Saturday, August 23, 2014

PADRES ANSIOSOS



 Leo a Carl Honoré, con placer, como cuando descubrí Elogio de la lentitud, aquel manual de resistencia contra la prisa y los agobios de la vida contemporánea. En Bajo presión (Cómo educar a nuestros hijos en un mundo hiperexigente) nos sentimos muy lejos de esos manuales de autoayuda más o menos complacientes en los que se nos intenta convencer de que tenemos que querernos más y todas las obviedades tan manidas. ¿Cómo ser padres en "la era de la ansiedad"? La pregunta es crucial, pues si no somos capaces de contestarla significa que mejor no meterse en ese monumental embrollo de tener familia, tan sencillo y natural como parecía en nuestros mayores y tan tortuoso y disuasorio entre nosotros.  

"Menos es más", dice Honoré, tras esa fórmula tan sencilla se oculta la respuesta más inteligente a la presión que recibimos para convertirnos en lo que hoy se considera "buenos padres", es decir, unos adultos histéricos que van por ahí tirando el bofe para conseguir que su hijo no se quede a la cola en la enloquecida carrera por llegar a ser un brillante universitario, un deportista de élite o un músico universalmente admirado. El repaso que hace Honoré a la obsesión global de los padres por fabricar hijos a la medida de sus ambiciones es una auténtica galería de horrores, con negocios multimillonarios en clases de repaso extenuantes tras la ya de por sí extensa jornada de colegios, deportes con exigencias abusivas para niños de seis años, sofisticados programas de ordenador para que los niños mejoren sus notas en matemáticas mientras supuestamente juegan... 
Legiones de desaprensivos han encontrado en la ansiedad de los nuevos padres el filón ideal para hacer negocios ofreciéndoles todo tipo de plan de optimización académica, juguetes interactivos para superdotados o píldoras para que el niño que no saca dieces deje de querer ir a jugar y se plante en un sillón ante los deberes con cara de lobotomizado. Estados Unidos, pero muy en especial las naciones emergentes del sudeste asiático, destacan en la inversión familiar en esta neurosis de la impaciencia y la incapacidad para gestionar los conflictos con los hijos que caracterizan a muchos prisioneros del estrés que define a nuestras sociedades, un estrés que se extiende desde el trabajo o el automóvil hasta el amor y, últimamente, de manera muy especial hacia el paterno-filial. 

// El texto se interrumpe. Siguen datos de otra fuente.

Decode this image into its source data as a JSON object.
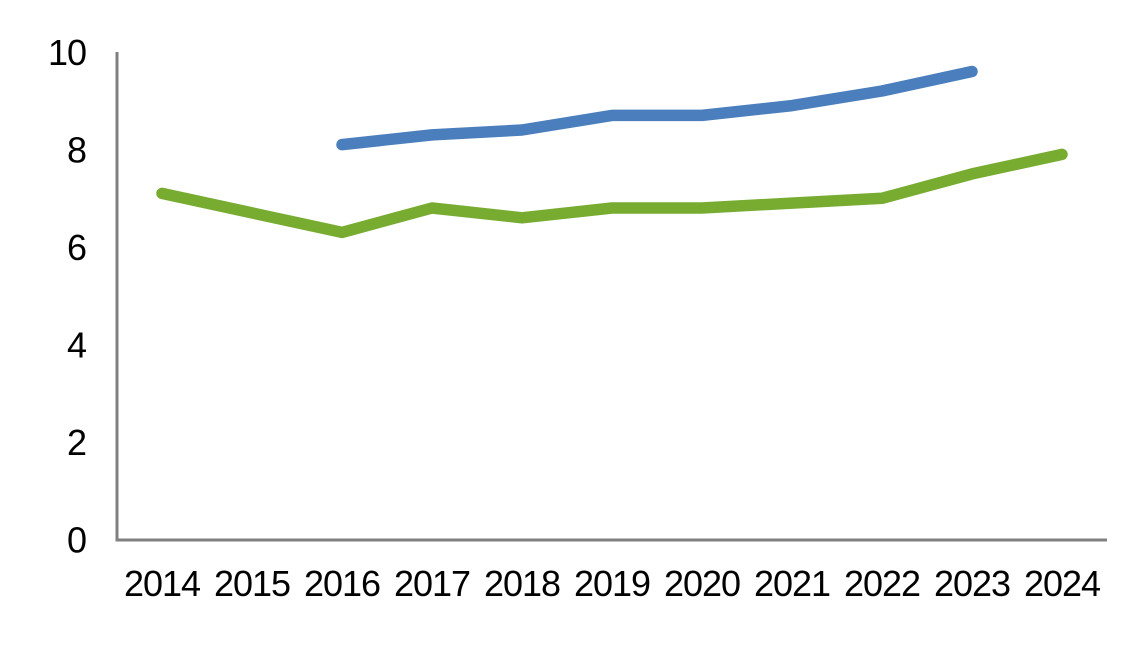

Es muy aconsejable el pasaje donde se refiere a las pedagogías alternativas, que encontraron su apogeo por razones fácilmente explicables en los sesenta y setenta, y que parecen recuperar posiciones en la actualidad, cuando es cada vez más evidente la necesidad de presentar batalla a toda esta locura consistente en creer que debemos ser "padres perfectos" para fabricar "hijos perfectos". Lo que desde siempre entendieron las escuelas que se desembarazaban del chantaje del curriculum -llamémoslas alternativas, rousseaunianas, progresistas o como nos apetezca- es que es el niño el que construye el sentido que ha de permitirle relacionarse con el mundo. En otras palabras, es inútil insistir una y otra vez en proporcionar unas directrices educativas estrictas y unilineales y unos contenidos destinados a la memorización mecánica si lo que queremos es un niño creativo, feliz y capaz de interactuar con los demás relajadamente y sin temor ni violencia. 

¿Indisciplina? Al contrario, Honoré explica sabiamente cómo la formación no sólo no debe difuminar el principio de la autoridad bien entendida sino que debe incrementarlo. Disciplina, por supuesto, pero asumiendo que es el educando quien protagoniza el proceso. En este sentido Honoré desaconseja apasionadamente atrocidades como la de intentar adelantar la maduración cognitiva, tal y como ahora vemos que anuncian incluso las guarderías con programas de aprendizaje de inglés y otras lenguas o informática para niños que no han hecho sino empezar a socializarse y jugar. 

Les infectamos con nuestro virus de la prisa y el miedo al fracaso y así los enloquecemos. No es extraño que en Japón empezara esa enfermedad del hiki comori, esos niños que se encierran en la guarida de su habitación y renuncian a la vida misma porque se han roto como un jarrón ante el estrés brutal al que le han sometido las escuelas de alto rendimiento donde incluso dormir ocho horas es visto como una pérdida de tiempo. No es un tema japonés, me temo, los podemos enloquecer si no asumimos que lo que nuestros hijos necesitan, además de amor, es que de vez en cuando los dejemos en paz.